Is the era of criticism and critics over?
By Ehab Elmallah
In his book entitled “The Death of the Critic”, the British critic Ronan McDonald depicts a radical transformation in the study of arts and literature in the sense that replaced the specialized reader by the unspecialized one. The specialized reader used to belong to the academic institution of criticism, or to the journals and periodicals that allowed the critics in previous decades a vast field of influence, whether the specialized critics who published their articles and commentaries in specialized magazines reviewing books or novels or other literary genres, or those critics who published in the cultural sections of popular western newspapers on Sundays.
McDonald attributed what he called “the paleness” of the critic’s role, and the decrease of the critic’s presence, to his/her shifting away from what the critics in the Arab field of criticism call “Enlightened Criticism”, retreating to his/her academic shelter, being satisfied with the writing of essays and studies that nobody understands except the elite that is acquainted with the language of terminology and its notions, as well as the modern complex methodologies to approach the literary works.
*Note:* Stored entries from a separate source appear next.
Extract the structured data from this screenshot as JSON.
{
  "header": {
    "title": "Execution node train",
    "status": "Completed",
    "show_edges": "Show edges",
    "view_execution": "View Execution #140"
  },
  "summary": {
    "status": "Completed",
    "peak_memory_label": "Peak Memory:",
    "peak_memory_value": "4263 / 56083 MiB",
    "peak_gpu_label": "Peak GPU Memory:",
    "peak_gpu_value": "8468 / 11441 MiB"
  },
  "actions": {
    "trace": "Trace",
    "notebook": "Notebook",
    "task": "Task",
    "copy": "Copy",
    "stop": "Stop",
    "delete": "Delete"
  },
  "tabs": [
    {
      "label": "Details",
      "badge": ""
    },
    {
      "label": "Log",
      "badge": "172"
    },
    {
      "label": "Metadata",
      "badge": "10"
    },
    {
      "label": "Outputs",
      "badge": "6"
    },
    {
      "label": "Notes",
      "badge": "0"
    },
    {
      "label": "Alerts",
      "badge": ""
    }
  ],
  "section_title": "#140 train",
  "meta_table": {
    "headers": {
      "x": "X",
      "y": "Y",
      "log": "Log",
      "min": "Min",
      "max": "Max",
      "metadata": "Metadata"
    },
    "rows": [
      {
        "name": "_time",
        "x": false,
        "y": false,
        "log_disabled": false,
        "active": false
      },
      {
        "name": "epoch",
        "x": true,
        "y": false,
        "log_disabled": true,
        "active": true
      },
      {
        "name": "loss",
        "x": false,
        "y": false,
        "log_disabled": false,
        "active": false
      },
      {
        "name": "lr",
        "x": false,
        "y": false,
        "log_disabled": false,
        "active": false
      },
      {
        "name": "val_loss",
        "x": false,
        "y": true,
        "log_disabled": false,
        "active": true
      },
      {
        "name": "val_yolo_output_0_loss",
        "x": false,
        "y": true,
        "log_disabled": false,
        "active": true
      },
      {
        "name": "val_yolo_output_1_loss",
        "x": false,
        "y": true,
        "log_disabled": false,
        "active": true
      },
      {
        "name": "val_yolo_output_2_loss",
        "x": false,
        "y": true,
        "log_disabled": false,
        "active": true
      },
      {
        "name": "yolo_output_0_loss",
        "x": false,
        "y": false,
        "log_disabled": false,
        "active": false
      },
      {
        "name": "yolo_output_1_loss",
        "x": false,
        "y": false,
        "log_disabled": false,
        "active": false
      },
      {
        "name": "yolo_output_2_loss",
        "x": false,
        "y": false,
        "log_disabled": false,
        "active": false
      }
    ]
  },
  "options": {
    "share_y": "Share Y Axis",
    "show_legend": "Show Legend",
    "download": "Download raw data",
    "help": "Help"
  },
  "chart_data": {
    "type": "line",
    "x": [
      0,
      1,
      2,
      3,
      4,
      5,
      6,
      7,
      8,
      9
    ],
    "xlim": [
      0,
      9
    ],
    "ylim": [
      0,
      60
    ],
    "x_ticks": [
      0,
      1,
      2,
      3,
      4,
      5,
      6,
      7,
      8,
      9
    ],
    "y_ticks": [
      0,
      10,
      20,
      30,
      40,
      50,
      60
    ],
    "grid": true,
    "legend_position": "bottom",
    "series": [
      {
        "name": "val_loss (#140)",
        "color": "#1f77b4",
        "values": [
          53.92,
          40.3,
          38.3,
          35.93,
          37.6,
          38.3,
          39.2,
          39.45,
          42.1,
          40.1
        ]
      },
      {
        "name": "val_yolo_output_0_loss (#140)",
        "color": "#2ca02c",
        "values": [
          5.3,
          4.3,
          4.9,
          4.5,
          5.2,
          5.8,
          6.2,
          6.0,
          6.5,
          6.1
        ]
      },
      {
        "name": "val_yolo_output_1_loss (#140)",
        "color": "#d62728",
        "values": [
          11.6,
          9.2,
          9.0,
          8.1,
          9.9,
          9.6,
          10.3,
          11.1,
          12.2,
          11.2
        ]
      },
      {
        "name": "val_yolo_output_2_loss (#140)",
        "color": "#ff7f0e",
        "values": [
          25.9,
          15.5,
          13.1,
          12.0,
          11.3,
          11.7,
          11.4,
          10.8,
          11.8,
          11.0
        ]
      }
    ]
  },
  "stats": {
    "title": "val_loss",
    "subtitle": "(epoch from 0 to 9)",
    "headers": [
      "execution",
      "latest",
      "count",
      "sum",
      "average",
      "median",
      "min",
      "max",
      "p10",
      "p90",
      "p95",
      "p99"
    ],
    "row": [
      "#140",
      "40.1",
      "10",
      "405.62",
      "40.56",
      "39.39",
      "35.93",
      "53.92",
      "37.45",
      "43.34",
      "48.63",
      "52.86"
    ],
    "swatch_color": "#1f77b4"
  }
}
Such methodologies guide critical writing towards ignoring the interests of the wide majority of readers that need an introduction to the literary and artistic works, shedding lights on them, connecting them to the contexts of their production and the conditions of their appearance, while presenting their special aspects and how much they add to the literary genre of their category.
Accordingly, can we say that literary criticism has become old fashioned? Has it died? And what good is a discipline that has isolated itself in the towers of academic institutions or has shrunk to become merely an annex of cultural production?
May be those questions – or some of them- occupy the focus in regards to what was being discussed in the sixties and seventies of the twentieth century in relation to criticism in France and Germany, the two countries that were considered as the traditional centres of criticism in Europe and from there to the United States and the rest of the world.